Design and operation of the air-cooled beam dump for the extraction line of CERN's Proton Synchrotron Booster (PSB)

TL;DR

This paper details the design, simulation, and operation of a new air-cooled beam dump at CERN's PSB, capable of handling increased proton beam power post-upgrades, with emphasis on thermal management and integration challenges.

Contribution

It presents a comprehensive design and analysis process for a high-power beam dump, including Monte Carlo, thermo-mechanical, and CFD simulations, tailored for CERN's upgraded accelerator.

Findings

Successful thermal performance under high beam power

Effective airflow cooling design validated by simulations

Operational data demonstrating reliable dump performance

Abstract

A new beam dump has been designed, built, installed and operated to withstand the future proton beam extracted from the Proton Synchrotron Booster (PSB) in the framework of the LHC Injector Upgrade (LIU) Project at CERN, consisting of up to 1E14 protons per pulse at 2 GeV, foreseen after the machine upgrades planned for CERN's Long Shutdown 2 (2019-2020). In order to be able to efficiently dissipate the heat deposited by the primary beam, the new dump was designed as a cylindrical block assembly, made out of a copper alloy and cooled by forced airflow.
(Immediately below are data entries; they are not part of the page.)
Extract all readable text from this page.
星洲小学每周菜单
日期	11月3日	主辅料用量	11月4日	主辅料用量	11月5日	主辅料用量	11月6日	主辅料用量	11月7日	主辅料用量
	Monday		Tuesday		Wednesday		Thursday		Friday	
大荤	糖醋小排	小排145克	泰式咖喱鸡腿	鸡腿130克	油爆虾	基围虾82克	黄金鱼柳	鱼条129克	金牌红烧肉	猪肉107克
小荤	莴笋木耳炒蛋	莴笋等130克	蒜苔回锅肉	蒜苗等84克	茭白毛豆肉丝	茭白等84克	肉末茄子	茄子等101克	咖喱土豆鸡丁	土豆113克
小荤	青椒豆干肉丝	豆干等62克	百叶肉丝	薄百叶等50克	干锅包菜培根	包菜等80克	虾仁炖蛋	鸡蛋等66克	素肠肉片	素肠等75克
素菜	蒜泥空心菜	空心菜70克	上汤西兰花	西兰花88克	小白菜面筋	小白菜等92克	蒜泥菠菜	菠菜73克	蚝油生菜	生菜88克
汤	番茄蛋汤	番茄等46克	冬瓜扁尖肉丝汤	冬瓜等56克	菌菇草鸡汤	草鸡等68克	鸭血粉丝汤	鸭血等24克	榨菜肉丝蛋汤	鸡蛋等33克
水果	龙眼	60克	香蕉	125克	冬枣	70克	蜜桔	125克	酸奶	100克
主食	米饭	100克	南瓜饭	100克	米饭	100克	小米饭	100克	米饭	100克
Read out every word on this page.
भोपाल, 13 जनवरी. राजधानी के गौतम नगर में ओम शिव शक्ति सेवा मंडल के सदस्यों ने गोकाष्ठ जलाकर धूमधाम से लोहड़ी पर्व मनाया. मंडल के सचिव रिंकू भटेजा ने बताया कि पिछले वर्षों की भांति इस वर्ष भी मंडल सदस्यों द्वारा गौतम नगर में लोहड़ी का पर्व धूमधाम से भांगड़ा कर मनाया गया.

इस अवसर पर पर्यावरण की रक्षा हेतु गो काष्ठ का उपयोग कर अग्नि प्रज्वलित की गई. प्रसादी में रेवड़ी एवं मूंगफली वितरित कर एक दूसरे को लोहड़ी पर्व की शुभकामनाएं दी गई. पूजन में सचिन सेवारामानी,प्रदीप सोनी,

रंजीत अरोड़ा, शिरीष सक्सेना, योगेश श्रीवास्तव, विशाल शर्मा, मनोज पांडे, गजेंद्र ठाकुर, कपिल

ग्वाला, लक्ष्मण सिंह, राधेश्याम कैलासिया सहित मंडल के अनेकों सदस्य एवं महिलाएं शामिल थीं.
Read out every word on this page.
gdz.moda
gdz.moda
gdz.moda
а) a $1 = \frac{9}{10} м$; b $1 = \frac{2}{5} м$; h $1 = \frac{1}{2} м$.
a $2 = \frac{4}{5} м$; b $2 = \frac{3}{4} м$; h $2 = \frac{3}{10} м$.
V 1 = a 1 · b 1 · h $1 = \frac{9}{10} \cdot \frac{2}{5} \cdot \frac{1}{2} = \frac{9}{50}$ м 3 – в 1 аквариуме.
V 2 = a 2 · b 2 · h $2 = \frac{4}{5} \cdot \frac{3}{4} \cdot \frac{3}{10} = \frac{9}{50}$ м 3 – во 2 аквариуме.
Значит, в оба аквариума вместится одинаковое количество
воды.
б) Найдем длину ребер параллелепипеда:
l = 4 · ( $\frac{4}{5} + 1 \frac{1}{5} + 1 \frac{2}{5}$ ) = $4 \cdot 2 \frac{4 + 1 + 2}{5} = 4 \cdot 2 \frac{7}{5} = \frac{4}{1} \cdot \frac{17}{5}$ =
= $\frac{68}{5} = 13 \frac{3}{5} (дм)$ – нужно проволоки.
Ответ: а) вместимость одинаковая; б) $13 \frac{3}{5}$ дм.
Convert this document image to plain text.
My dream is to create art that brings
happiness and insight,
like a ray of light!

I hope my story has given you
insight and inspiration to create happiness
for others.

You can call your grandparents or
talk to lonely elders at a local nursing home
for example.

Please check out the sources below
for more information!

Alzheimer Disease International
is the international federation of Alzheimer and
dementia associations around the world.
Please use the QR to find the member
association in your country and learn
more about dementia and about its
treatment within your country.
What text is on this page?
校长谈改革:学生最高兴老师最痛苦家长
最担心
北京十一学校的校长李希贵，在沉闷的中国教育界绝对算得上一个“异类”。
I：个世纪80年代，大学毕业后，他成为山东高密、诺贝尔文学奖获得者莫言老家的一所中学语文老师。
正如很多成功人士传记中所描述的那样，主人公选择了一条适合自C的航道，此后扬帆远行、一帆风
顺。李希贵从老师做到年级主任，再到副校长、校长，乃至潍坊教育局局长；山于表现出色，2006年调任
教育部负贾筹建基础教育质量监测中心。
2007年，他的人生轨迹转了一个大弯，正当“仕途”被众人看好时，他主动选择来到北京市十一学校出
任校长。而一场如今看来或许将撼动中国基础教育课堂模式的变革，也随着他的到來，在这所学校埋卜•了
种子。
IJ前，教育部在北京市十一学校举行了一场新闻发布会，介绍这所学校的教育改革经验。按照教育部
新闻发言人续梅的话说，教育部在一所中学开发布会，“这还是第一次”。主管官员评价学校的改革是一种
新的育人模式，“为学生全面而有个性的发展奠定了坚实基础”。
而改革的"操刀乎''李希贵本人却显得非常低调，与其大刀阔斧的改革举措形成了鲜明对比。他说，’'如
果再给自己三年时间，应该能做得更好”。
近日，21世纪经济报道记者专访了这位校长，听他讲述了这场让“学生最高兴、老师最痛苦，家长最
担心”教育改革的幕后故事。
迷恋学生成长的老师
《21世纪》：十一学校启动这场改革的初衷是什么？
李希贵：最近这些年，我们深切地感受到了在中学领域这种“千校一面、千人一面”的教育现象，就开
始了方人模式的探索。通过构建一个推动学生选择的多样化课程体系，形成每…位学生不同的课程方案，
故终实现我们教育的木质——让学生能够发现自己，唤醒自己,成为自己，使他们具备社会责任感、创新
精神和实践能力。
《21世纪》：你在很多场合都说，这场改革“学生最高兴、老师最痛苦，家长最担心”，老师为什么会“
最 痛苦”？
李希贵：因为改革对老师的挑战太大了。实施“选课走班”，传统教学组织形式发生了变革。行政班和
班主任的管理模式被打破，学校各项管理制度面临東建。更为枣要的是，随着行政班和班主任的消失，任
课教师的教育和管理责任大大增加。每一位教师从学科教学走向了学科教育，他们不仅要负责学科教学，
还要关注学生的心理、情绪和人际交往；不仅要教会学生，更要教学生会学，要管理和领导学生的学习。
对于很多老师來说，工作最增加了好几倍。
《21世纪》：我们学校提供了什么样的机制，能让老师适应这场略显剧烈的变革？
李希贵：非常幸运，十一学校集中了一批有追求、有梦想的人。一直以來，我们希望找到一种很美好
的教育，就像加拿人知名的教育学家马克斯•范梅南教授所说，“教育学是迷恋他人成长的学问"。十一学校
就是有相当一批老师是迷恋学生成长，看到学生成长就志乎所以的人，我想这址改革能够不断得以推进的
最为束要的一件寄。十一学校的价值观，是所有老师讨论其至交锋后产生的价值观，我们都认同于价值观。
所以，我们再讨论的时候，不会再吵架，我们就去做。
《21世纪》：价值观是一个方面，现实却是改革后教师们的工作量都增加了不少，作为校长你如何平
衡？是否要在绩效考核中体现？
In order to determine the energy density distribution deposited by the beam in the dump, Monte Carlo simulations were performed using the FLUKA code, and thermo-mechanical analyses were carried out by importing the energy density into ANSYS. In addition, Computational Fluid Dynamics (CFD) simulations of the airflow were performed in order to accurately estimate the heat transfer convection coefficient on the surface of the dump. This paper describes the design process, highlights the constraints and challenges of integrating a new dump for increased beam power into the existing facility and provides data on the operation of the dump.